2. Michael, Thematic Topic Modeling, What are the most popular topics overall?
I implemented structural topic modelling, which allows the use of metadata in the modelling process. After running the model a couple of times, I found the appropriate number of topics to be about 53. From there, I did some basic data wrangling to find out which topic was most frequently tweet, and by which company. I crossed referenced that with the most favorited topic (again by company). Unsurprisingly I found that the most favorited topics tend to be the ones they tweet about the most. However, what was interesting to see was how DosEquis, who didn't tweet as much as the others, had the best ratio for tweets to favorites, and the topic of these tweets was about "The Most Interesting Man," whereas the others mostly promoted their new beers, or some kind of brand competition. The one that did the second best was Budlight, who tweeted about football.
From this, I could tell that brands needs to work on their social media identity (or identity in general) if they want more engagement.






3. Tess, What are the most popular topics on Saturdays across the 5 companies?
As we would expect, all 5 companies have different "top 5 topics" that are tweeted about the most. Budlight and Blue Moon consistently tweet about all 5 of their top 5 topics on twitter. There is less variation in the counts across the five respective topics for both of these beer companies. This contrasts with Dos Equis, Tsingtao and Guiness US which each tweet primarily about one topic the most. Among all 5 companies Tsingtao had the least amount of tweets across their top 5 topics (n= 16), and Blue Moon had the most tweets across their top 5 topics (n=258).

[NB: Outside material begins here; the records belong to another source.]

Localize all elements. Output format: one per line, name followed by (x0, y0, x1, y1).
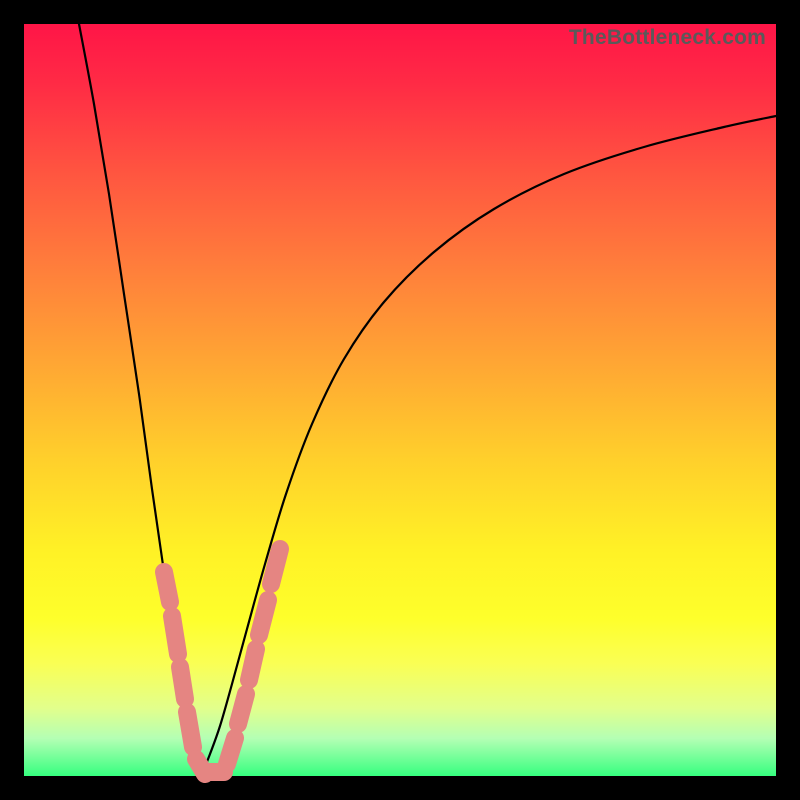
bead (164, 572, 170, 602)
bead (259, 600, 268, 635)
bead (172, 616, 178, 654)
bead (249, 649, 256, 680)
curve-right-branch (202, 116, 776, 774)
bead (187, 712, 193, 747)
bead (238, 694, 246, 724)
bead (180, 667, 185, 699)
chart-frame: TheBottleneck.com (0, 0, 800, 800)
bead (271, 549, 280, 584)
bead (227, 738, 235, 764)
curve-layer (24, 24, 776, 776)
plot-area: TheBottleneck.com (24, 24, 776, 776)
beads-group (164, 549, 280, 774)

4. Lisha, Among the highest retweets each month, which are the most popular words?
The most popular words among tweets with monthly highest retweets are world and dos. Both of them appear 6 times. Dos is the brand name, and in the past few years, 50 tweets published by DosEquis got highest retweets in the month they had been published, which exceeds all other companies' tweets. We can conclude that DosEquis is the most influential twitter account among the five beer companies' accounts. Other popular words such as game, party, and night describe the time and places that people drink beers, which corresponds to our impression.
Below is the popular words among tweets with highest retweets in each month:

The table below display the number of months each company has the highest retweets
```{r, echo=FALSE}
load("data/retweets.Rda")
table<-as.data.frame(table(retweets$screenName))
names(table) <-c("Brand", "Count")
knitr::kable(table)
```
5. David, What are the most frequently used words by each company?
The words most frequently used throughout all 5 companies were "Beer" and "Cheers" among all of the beer companies we analyzed. However, some companies such as Guinness and Tsingtao also tweeted their own name brand at a high frequency while Dos Equis' most frequently tweeted the phrase 'staythirsty' in reference to their brand's catch phrase.